L’intérêt d’un appareil photo reflex, c’est que vous pouvez changer l’objectif, pour mettre un grand angle, un téléobjectif, une focale fixe, etc. Mais pourquoi existe-t-il des objectifs si différents, parfois à la même focale? Pourquoi un Canon 85mm ƒ/1,8 coûte 300 euros alors qu’un 85mm ƒ/1,2 va dépasser les 2000 euros? C’est non seulement la qualité des lentilles qui change, mais c’est surtout l’ouverture, le petit chiffre derrière le “ƒ/”.

Définition

Dans chaque objectif, il y a ce qu’on appelle le diaphragme. Tout ce dont on a parlé avant (obturateur, capteur, etc.) est dans l’appareil photo, alors que le diaphragme est lui dans l’objectif. Il s’ouvre plus ou moins pour laisser passer de la lumière. Plus il est ouvert, plus la lumière passe. Il faut noter qu’on l’exprime en inverse de la quantité de lumière qui passe: un objectif qui ouvre à ƒ/2 est plus lumineux qu’un objectif qui ouvre à ƒ/8! L’ouverture maximale est ƒ/1, et à cette ouverture, la lumière est maximale (on peut descendre encore, mais les effets sont différents). Voilà un petit schéma du diaphragme, ouvert (à gauche) et de plus en plus fermé (droite)

Comprendre l’ouverture

Vous l’aurez compris, plus l’objectif est ouvert, plus il est lumineux. Comment quantifie-t-on l’ouverture? En général, on utilise un système qui part de ƒ/1, et qui va ensuite par pallier de √2 (égal à 1,4 en gros). Ca donne donc: ƒ/1, ƒ/1,4, ƒ/2, ƒ/2,8, ƒ/4, ƒ/5,6, ƒ/8, ƒ/11, ƒ/16, ƒ/22, ƒ/32, etc. A chaque fois que l’on franchit un pallier, la quantité de lumière est divisée par deux. Un objectif que l’on met à ƒ/5,6 au lieu de ƒ/4 fait donc passer deux fois moins de lumière. Sur les appareil photos comme les reflex numérique, on peut régler l’ouverture en mode “Priorité ouverture” (Av chez Canon).

Les contraintes physiques

Vous aurez imaginé que si on doit ouvrir à fond un diaphragme, il faut que la qualité des optiques soit extraordinaire et que les lentilles soient très grandes. Plus l’ouverture est grande, plus l’objectif est gros et lourd, pour une même focale. Ainsi, le 50 ƒ/1,8 pèse 130 grammes alors que le 50 ƒ/1,2 pèse plus de 500 grammes (sans parler de la différence de prix, de un à dix). De plus, sur un zoom, il est difficile de garder une ouverture constante, alors l’ouverture diminue souvent quand on zoom. Chez Canon, le 18-55 de base passe ainsi de ƒ/3,5 quand on l’utilise à 18mm à ƒ/5,6 à 55mm. C’est comme-ça sur la plupart des zooms bas et moyen de gamme. Ci-dessous la différence entre un 85 ƒ/1,8 (à gauche) et un 85 ƒ/1,2 (à droite)

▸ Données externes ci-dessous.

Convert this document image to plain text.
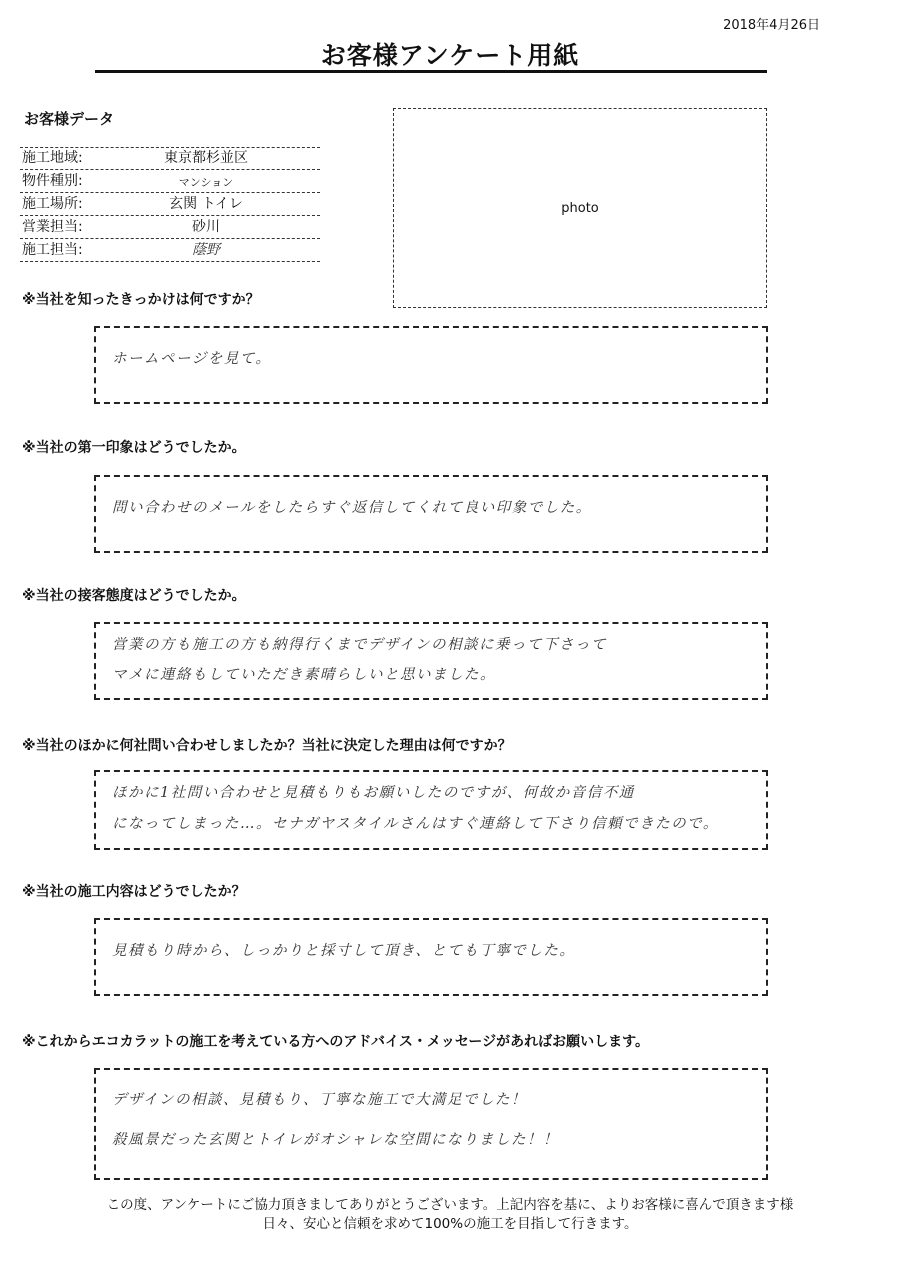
2018年4月26日
お客様アンケート用紙
お客様データ
施工地域:	東京都杉並区
物件種別:	マンション
施工場所:	玄関 トイレ
営業担当:	砂川
施工担当:	蔭野
photo
※当社を知ったきっかけは何ですか？
ホームページを見て。
※当社の第一印象はどうでしたか。
問い合わせのメールをしたらすぐ返信してくれて良い印象でした。
※当社の接客態度はどうでしたか。
営業の方も施工の方も納得行くまでデザインの相談に乗って下さって
マメに連絡もしていただき素晴らしいと思いました。
※当社のほかに何社問い合わせしましたか？当社に決定した理由は何ですか？
ほかに1社問い合わせと見積もりもお願いしたのですが、何故か音信不通
になってしまった…。セナガヤスタイルさんはすぐ連絡して下さり信頼できたので。
※当社の施工内容はどうでしたか？
見積もり時から、しっかりと採寸して頂き、とても丁寧でした。
※これからエコカラットの施工を考えている方へのアドバイス・メッセージがあればお願いします。
デザインの相談、見積もり、丁寧な施工で大満足でした！
殺風景だった玄関とトイレがオシャレな空間になりました！！
この度、アンケートにご協力頂きましてありがとうございます。上記内容を基に、よりお客様に喜んで頂きます様
日々、安心と信頼を求めて100%の施工を目指して行きます。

Alors, quelle influence sur les photos? Une influence énorme.

La profondeur de champ

C’est un paramètre fondamental. La règle est simple: plus vous avez un objectif ouvert, plus la profondeur de champ est fine. C’est-à-dire que plus l’objectif est ouvert, et plus la zone qui est nette sur l’image est fine. Voilà donc comment on fait des portraits avec un arrière-plan flou (ce qu’on appelle le bokeh). Ouvrir à fond la diaphragme, permet d’isoler les sujets. Si vous fermez votre objectif à ƒ/8 pour un portrait, vous aurez une grande zone nette, et l’arrière plan sera probablement net. Pas terrible pour mettre en valeur le sujet! Alors que si vous êtes à ƒ/1,8, là, seul le sujet est net, tout le reste et flou, la photo est parfaite.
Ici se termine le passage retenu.